Thomas was one of the highlights of the Big Tens Championships for Iowa, but Briana Guillory and Brittany Brown also shone. Brown won the 200, followed closely by Guillory, who finished second. She won the 400.
For the men, Mar’yea Harris finished second in the 400. For most athletes, a silver medal is a coveted award, but Harris headed into the Big Tens as the leader in the event. He ran the fastest time in the preliminaries, so when he was edged out by just .03 seconds in the final by Rutgers’ Izaiah Brown, it felt like a disappointment.
Harris is still a top runner in the nation, but another second-place finish wasn’t what he strove for.
Harris, Collin Hofacker, Dejuan Frye, and Bradford Garron had a similar outcome in the 4×400 relay. The team, which came into the weekend with the top time, finished third behind Ohio State and Penn State. Their time of 3:05.33 was only .24 seconds behind Ohio State’s first-place mark.

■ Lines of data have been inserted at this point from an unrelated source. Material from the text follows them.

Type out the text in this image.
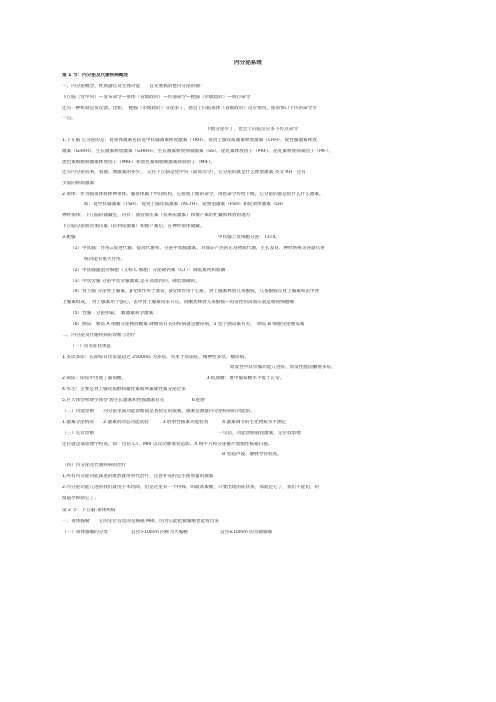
内分泌系统
第 1 节：内分泌及代谢疾病概述
一、内分泌概念、经典器官及生理功能　　首先要搞清楚内分泌的轴：
下丘脑（党中央）—发布命令—垂体（省级政府）—传递命令—靶腺（市级政府）—执行命令
还有一种机制是负反馈。比如，　靶腺（市级政府）分泌多了，感会上向报垂体（省级政府）反应情况，使垂体口下传的命令少
一点。
下级分泌少了，也会上向报反应多下传点命令
1.下丘脑 它分泌的是：促垂体激素包括促甲状腺激素释放激素（TRH）、促肾上腺皮质激素释放激素（CRH）、促性腺激素释放
激素（GnRH）、生长激素释放激素（GHRH）、生长激素释放抑制激素（SS）、泌乳素释放因子（PRF）、泌乳素释放抑制因子（PIF）、
黑色素细胞刺激素释放因子（MRF）和黑色素细胞刺激素抑制因子（MIF）。
还有内分泌抗利，看抽、测激素的多少。　记住下丘脑是党中央（最高司令），它分泌的就是什么释放激素 英文 RH　还有
少量的抑制激素
2.垂体：作为腺垂体将释神垂体。腺垂体属于中间机构，它接收上级的命令，再把命令传给下级，它分泌的都是促什么什么激素。
如：促甲状腺激素（TSH）、促肾上腺皮质激素（ACTH）、促卵泡激素（FSH）和促黄体激素（LH）
神经垂体，下丘脑的储藏室，内有：血管加压素（抗利尿激素）和催产素的贮藏和释放的地方
下丘脑分泌血管加压素（抗利尿激素）和催产素后，在神经垂体储藏。
3.靶腺　　　　　　　　　　　　　　　　　　　　　　　　　　　　　　　甲状腺上皮细胞分泌：T3T4。
（1）甲状腺：作用=促进代谢、提高代谢率、分泌甲状腺激素、对保证产热的正常物质代谢、生长发育、神经系统等各器官系
统功能有重大作用。
（2）甲状腺滤泡旁细胞（又称 C 细胞）分泌降钙素（CT）：降低血钙和血磷
（3）甲状旁腺 分泌甲状旁腺激素,是升高血钙的，降低血磷的。
（4）肾上腺 分泌肾上腺素，β受体作用于血管，β受体作用于心脏，肾上腺素释放儿茶酚胺，儿茶酚胺在肾上腺素和去甲肾
上腺素组成。　肾上腺素用于强心，去甲肾上腺素用来升压。同酮类释放儿茶酚胺—再发性的高血压就是嗜铬细胞瘤
（5）性腺　分泌卵巢、　雌激素和孕激素
（6）胰岛　胰岛 A 细胞分泌胰高糖素 降糖高有关的疾病就是糖尿病，1 型于胰岛素有关，　胰岛 B 细胞分泌胰岛素
二、内分泌及代谢疾病的诊断与治疗
（一）常见症状体征
1.多饮多尿：长期每日饮尿量超过 2500mL 为多尿，常见于尿崩症、精神性多饮、糖尿病。
原发性甲状旁腺功能亢进症、原发性醛固酮增多症。
2.频尿：即尿中出现了葡萄糖。　　　　　　　　　　　　　　　　　　3.低血糖：血中葡萄糖水平低于正常。
4.水毛：主要是肾上腺皮质醇和雄性素或卵巢雄性素分泌过多
5.巨大体型和矮小体型 源生长激素和性腺激素有关　　　　　　6.肥胖
（二）功能诊断　　内分泌里面功能诊断就是查验定的激素，激素是测量内分泌疾病的功能的。
1.激素分泌情况　　2.激素的动态功能试验　　　3.放射性核素功能检查　　　4.激素调节的生化物质水平测定
（三）定位诊断　　　　　　　　　　　　　　　　　　　　　　　　　　　一句话，功能诊断就找激素，定位找影像
定位就是靠影像学检查。如：包括 CT、MRI 以及动脉血管造影、X 线平片和分泌静片收缩性核素扫描。
B 型超声波、静脉导管检查。
（四）内分泌及代谢疾病的治疗
1.所有内分泌功能减退的既然就用替代治疗，注意补充的是生理剂量的激素
2.内分泌功能亢进的我们就用手术切除，但是这里有一个特殊，叫最高素瘤，只要出现的症状系，那就是它了，我们不能切，用
溴隐亭抑制它了。
第 2 节：下丘脑-垂体疾病
一、垂体腺瘤　　它的定位首选的是核磁 MRI，因为它能把微腺瘤也能看出来
（一）垂体腺瘤的分类　　　　　直径>10mm 的称为大腺瘤　　　　　　　直径≤10mm 的为微腺瘤
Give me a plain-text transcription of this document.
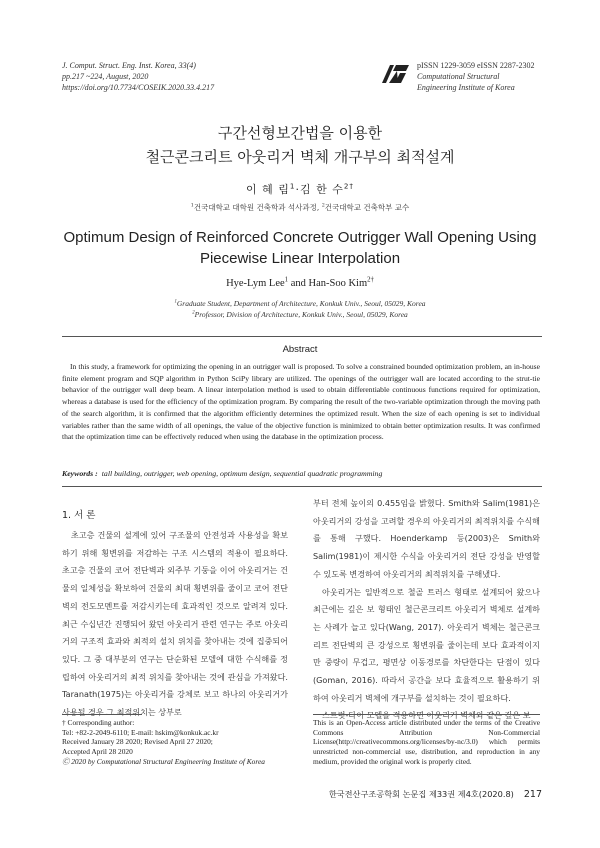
J. Comput. Struct. Eng. Inst. Korea, 33(4)
pp.217 ~224, August, 2020
https://doi.org/10.7734/COSEIK.2020.33.4.217
pISSN 1229-3059 eISSN 2287-2302
Computational Structural
Engineering Institute of Korea
구간선형보간법을 이용한
철근콘크리트 아웃리거 벽체 개구부의 최적설계
이 혜 림$^1$·김 한 수$^{2\dagger}$
$^1$건국대학교 대학원 건축학과 석사과정, $^2$건국대학교 건축학부 교수
Optimum Design of Reinforced Concrete Outrigger Wall Opening Using
Piecewise Linear Interpolation
Hye-Lym Lee$^1$ and Han-Soo Kim$^{2\dagger}$
$^1$Graduate Student, Department of Architecture, Konkuk Univ., Seoul, 05029, Korea
$^2$Professor, Division of Architecture, Konkuk Univ., Seoul, 05029, Korea
Abstract

In this study, a framework for optimizing the opening in an outrigger wall is proposed. To solve a constrained bounded optimization problem, an in-house finite element program and SQP algorithm in Python SciPy library are utilized. The openings of the outrigger wall are located according to the strut-tie behavior of the outrigger wall deep beam. A linear interpolation method is used to obtain differentiable continuous functions required for optimization, whereas a database is used for the efficiency of the optimization program. By comparing the result of the two-variable optimization through the moving path of the search algorithm, it is confirmed that the algorithm efficiently determines the optimized result. When the size of each opening is set to individual variables rather than the same width of all openings, the value of the objective function is minimized to obtain better optimization results. It was confirmed that the optimization time can be effectively reduced when using the database in the optimization process.

Keywords : tall building, outrigger, web opening, optimum design, sequential quadratic programming
1. 서 론

초고층 건물의 설계에 있어 구조물의 안전성과 사용성을 확보하기 위해 횡변위를 저감하는 구조 시스템의 적용이 필요하다. 초고층 건물의 코어 전단벽과 외주부 기둥을 이어 아웃리거는 건물의 일체성을 확보하여 건물의 최대 횡변위를 줄이고 코어 전단벽의 전도모멘트를 저감시키는데 효과적인 것으로 알려져 있다. 최근 수십년간 진행되어 왔던 아웃리거 관련 연구는 주로 아웃리거의 구조적 효과와 최적의 설치 위치를 찾아내는 것에 집중되어 있다. 그 중 대부분의 연구는 단순화된 모델에 대한 수식해를 정립하여 아웃리거의 최적 위치를 찾아내는 것에 관심을 가져왔다. Taranath(1975)는 아웃리거를 강체로 보고 하나의 아웃리거가 사용될 경우 그 최적위치는 상부로

부터 전체 높이의 0.455임을 밝혔다. Smith와 Salim(1981)은 아웃리거의 강성을 고려할 경우의 아웃리거의 최적위치를 수식해를 통해 구했다. Hoenderkamp 등(2003)은 Smith와 Salim(1981)이 제시한 수식을 아웃리거의 전단 강성을 반영할 수 있도록 변경하여 아웃리거의 최적위치를 구해냈다.

아웃리거는 일반적으로 철골 트러스 형태로 설계되어 왔으나 최근에는 깊은 보 형태인 철근콘크리트 아웃리거 벽체로 설계하는 사례가 늘고 있다(Wang, 2017). 아웃리거 벽체는 철근콘크리트 전단벽의 큰 강성으로 횡변위를 줄이는데 보다 효과적이지만 중량이 무겁고, 평면상 이동경로를 차단한다는 단점이 있다(Goman, 2016). 따라서 공간을 보다 효율적으로 활용하기 위하여 아웃리거 벽체에 개구부를 설치하는 것이 필요하다.

스트럿-타이 모델을 적용하면 아웃리거 벽체와 같은 깊은 보

† Corresponding author:
Tel: +82-2-2049-6110; E-mail: hskim@konkuk.ac.kr
Received January 28 2020; Revised April 27 2020;
Accepted April 28 2020
Ⓒ 2020 by Computational Structural Engineering Institute of Korea
This is an Open-Access article distributed under the terms of the Creative Commons Attribution Non-Commercial License(http://creativecommons.org/licenses/by-nc/3.0) which permits unrestricted non-commercial use, distribution, and reproduction in any medium, provided the original work is properly cited.
한국전산구조공학회 논문집 제33권 제4호(2020.8) 217
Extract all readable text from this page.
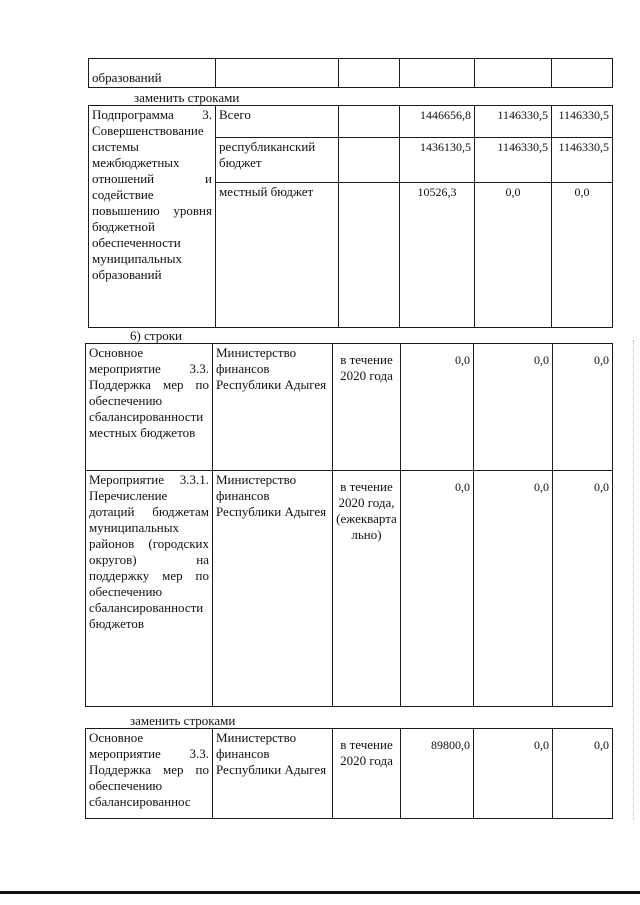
образований					
заменить строками
Подпрограмма 3. Совершенствование системы межбюджетных отношений и содействие повышению уровня бюджетной обеспеченности муниципальных образований	Всего		1446656,8	1146330,5	1146330,5
	республиканский бюджет		1436130,5	1146330,5	1146330,5
	местный бюджет		10526,3	0,0	0,0
6) строки
Основное мероприятие 3.3. Поддержка мер по обеспечению сбалансированности местных бюджетов	Министерство финансов Республики Адыгея	в течение 2020 года	0,0	0,0	0,0
Мероприятие 3.3.1. Перечисление дотаций бюджетам муниципальных районов (городских округов) на поддержку мер по обеспечению сбалансированности бюджетов	Министерство финансов Республики Адыгея	в течение 2020 года, (ежеквартально)	0,0	0,0	0,0
заменить строками
Основное мероприятие 3.3. Поддержка мер по обеспечению сбалансированнос	Министерство финансов Республики Адыгея	в течение 2020 года	89800,0	0,0	0,0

It wasn’t all close and unfortunate finishes for the men. The distance medley relay team (Nathan Mylenek, Chris Thompson, Carter Lilly, and Michael Melchert) won the first conference title in the event in school history. Melchert, who anchors the event, passed five other opponents in the final 200 meters on the way to victory.
Like all teams at Big Tens, things could have gone better for Iowa, but they also could have gone a lot worse.
The indoor season was filled with broken school records and national recognition. The team hosted the Larry Wieczorek Invitational, a spectacle that showcased Iowa’s relevance to professional athletes and some of the best teams in the country.